London art fair tributes decade that shook the world
One of the world’s largest art Fairs, Frieze London, is paying homage to the era with a new section: ‘The Nineties’
The end of the Cold War, the election of Nelson Mandela and the rocket-rise of the wonderfully wild Spice Girls, the 1990s was indeed a seismic decade.
Now, one of the world’s largest art Fairs, Frieze London, is paying homage to the era with a new section, “The Nineties.”
Fashioned by Swiss-born curator Nicolas Trembley, 14 European galleries have revisited and reconstructed ground-breaking exhibitions from the decade that have impacted contemporary art.
The ambitious section recreates art installations featured in galleries across London, Paris, Cologne and New York in the 1990s, an era dubbed “the decade the art world changed.”
Students of Western art know the 1990s for the pioneering, eyebrow-raising and sometimes shocking art of the Young British Artists, led by the now infamous Damien Hirst, which included the much talked-about Turner Prize shortlisted “My Bed” (1998) by Tracey Emin.
Emin’s piece, which scandalized the art community, was her real-life bed displayed in all its embarrassing, revealing glory.
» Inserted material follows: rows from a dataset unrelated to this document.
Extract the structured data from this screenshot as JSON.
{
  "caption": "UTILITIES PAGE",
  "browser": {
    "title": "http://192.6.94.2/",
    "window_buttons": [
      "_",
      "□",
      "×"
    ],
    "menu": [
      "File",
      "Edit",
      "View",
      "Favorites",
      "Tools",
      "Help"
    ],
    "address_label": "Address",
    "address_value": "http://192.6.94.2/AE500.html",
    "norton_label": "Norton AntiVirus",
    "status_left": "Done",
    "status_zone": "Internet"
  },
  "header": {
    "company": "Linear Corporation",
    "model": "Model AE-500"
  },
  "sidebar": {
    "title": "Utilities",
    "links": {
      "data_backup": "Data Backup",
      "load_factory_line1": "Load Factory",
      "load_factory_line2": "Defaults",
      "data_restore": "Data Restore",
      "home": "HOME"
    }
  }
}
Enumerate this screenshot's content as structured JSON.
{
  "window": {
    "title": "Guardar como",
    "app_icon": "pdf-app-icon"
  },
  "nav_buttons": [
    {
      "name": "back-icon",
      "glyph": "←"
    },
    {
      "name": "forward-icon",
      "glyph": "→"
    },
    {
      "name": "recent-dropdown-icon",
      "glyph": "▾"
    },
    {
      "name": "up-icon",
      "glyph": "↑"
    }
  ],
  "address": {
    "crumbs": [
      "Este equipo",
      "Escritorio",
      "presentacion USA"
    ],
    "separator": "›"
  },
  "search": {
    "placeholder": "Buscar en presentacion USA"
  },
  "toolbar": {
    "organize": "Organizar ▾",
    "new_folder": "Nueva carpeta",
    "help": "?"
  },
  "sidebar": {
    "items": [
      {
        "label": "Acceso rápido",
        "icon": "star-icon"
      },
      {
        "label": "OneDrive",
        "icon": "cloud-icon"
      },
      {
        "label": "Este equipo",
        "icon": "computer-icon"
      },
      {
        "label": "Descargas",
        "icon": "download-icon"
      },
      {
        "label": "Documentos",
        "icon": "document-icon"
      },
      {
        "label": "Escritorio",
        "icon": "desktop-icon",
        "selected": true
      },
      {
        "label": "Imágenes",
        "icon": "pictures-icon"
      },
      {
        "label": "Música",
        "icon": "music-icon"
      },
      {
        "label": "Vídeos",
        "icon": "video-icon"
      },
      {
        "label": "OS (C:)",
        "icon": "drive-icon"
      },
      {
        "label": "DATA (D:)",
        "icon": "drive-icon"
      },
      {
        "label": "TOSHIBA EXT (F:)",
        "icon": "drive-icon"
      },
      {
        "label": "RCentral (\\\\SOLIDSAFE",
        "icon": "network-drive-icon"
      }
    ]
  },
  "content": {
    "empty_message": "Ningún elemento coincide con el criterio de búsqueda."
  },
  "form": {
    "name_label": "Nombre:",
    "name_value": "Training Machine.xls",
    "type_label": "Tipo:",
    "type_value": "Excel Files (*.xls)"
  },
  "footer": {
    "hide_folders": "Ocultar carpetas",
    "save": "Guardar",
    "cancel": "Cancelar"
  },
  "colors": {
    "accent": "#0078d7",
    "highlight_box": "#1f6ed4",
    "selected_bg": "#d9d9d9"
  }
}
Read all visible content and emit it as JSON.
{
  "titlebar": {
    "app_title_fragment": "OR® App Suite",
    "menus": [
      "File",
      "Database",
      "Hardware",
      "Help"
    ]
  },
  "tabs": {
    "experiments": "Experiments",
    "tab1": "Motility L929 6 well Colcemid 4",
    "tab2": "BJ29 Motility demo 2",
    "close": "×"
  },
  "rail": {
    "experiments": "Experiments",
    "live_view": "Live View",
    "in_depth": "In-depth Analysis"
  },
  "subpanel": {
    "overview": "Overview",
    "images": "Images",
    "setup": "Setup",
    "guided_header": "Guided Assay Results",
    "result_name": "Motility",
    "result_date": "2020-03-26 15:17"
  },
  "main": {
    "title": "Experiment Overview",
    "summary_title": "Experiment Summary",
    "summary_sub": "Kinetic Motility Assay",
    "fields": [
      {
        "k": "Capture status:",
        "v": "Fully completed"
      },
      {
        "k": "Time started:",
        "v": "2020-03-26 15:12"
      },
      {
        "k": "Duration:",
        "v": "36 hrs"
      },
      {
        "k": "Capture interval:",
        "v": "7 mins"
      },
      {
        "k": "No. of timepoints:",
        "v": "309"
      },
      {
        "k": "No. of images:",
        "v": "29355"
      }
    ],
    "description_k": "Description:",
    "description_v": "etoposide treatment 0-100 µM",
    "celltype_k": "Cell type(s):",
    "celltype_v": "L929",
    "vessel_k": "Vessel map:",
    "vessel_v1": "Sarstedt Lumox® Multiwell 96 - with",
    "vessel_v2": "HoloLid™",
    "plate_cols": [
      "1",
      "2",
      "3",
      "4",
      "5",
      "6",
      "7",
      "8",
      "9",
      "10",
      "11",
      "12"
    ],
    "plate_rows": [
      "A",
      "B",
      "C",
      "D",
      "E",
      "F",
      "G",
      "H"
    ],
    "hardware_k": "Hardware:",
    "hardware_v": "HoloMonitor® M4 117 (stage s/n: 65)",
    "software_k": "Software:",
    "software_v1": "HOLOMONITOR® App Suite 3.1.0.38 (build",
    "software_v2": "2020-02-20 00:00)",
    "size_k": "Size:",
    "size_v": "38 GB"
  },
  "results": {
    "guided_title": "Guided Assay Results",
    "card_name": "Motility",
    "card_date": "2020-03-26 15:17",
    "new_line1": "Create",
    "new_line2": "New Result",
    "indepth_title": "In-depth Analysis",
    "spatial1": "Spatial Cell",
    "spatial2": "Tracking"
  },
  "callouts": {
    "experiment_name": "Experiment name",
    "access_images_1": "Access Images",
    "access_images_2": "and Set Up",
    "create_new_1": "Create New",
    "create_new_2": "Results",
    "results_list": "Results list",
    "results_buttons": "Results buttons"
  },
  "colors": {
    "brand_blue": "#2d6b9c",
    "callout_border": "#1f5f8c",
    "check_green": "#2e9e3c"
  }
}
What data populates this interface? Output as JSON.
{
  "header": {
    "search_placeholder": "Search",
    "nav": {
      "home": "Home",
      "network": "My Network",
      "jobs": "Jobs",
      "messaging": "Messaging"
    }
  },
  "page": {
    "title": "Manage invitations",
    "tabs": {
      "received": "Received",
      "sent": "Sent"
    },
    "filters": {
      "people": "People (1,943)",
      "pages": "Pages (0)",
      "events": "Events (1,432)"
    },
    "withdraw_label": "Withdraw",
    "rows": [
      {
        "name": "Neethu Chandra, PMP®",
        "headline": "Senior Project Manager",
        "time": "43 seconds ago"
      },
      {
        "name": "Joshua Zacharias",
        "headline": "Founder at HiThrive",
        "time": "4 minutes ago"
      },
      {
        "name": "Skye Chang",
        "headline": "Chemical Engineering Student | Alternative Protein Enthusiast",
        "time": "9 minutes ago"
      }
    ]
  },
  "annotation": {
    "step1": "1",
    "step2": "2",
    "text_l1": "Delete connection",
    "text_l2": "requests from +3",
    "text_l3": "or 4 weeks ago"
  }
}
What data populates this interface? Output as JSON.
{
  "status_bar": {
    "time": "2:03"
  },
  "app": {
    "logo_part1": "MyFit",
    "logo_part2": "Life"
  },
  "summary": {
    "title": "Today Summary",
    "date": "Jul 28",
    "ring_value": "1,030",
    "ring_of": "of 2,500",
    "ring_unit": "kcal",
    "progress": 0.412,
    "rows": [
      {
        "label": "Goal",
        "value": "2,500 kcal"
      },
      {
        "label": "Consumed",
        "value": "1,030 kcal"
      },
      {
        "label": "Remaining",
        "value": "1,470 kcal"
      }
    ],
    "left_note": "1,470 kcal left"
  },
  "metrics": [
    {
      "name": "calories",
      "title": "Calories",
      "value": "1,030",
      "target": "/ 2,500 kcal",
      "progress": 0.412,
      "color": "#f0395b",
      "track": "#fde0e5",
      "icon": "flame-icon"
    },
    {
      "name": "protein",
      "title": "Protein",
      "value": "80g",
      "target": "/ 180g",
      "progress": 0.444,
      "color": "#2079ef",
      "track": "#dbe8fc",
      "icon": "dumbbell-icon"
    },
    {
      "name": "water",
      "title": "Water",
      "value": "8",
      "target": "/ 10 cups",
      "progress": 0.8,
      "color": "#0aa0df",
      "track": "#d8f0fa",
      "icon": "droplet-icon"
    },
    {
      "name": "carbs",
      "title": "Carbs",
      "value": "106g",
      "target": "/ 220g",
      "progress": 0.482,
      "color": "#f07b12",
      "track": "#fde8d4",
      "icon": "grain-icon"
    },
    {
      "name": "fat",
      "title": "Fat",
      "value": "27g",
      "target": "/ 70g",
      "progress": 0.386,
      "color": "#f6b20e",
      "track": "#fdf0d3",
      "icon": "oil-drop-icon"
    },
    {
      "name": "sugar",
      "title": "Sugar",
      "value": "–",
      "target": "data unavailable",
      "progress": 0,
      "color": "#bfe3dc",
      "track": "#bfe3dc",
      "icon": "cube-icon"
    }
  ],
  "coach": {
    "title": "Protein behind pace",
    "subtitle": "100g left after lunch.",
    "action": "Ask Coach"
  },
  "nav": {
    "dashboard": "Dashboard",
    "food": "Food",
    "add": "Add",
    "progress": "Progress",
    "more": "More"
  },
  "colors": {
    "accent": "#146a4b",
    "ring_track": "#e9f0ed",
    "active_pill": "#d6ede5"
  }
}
Stained sheets, worn underwear, tissues, cigarettes and empty alcohol bottles littered the bed and shone a less-than-rosy light on the artist’s life.
For his part, Trembley strives to spotlight other artists who made their mark in the decade, in a conscious bid to not over-promote the YBAs in his exhibition.
To that end, Trembley invited Berlin-based gallery Mehdi Chouakri is showcasing work by Sylvie Fleury, a contemporary Swiss pop artist much-loved for her sculpture and mixed media works.
Born in 1961, the Geneva-based artist is “known for her portrayal of the commercialization of fashion and luxury,” a gallery representative told Al Arabiya English.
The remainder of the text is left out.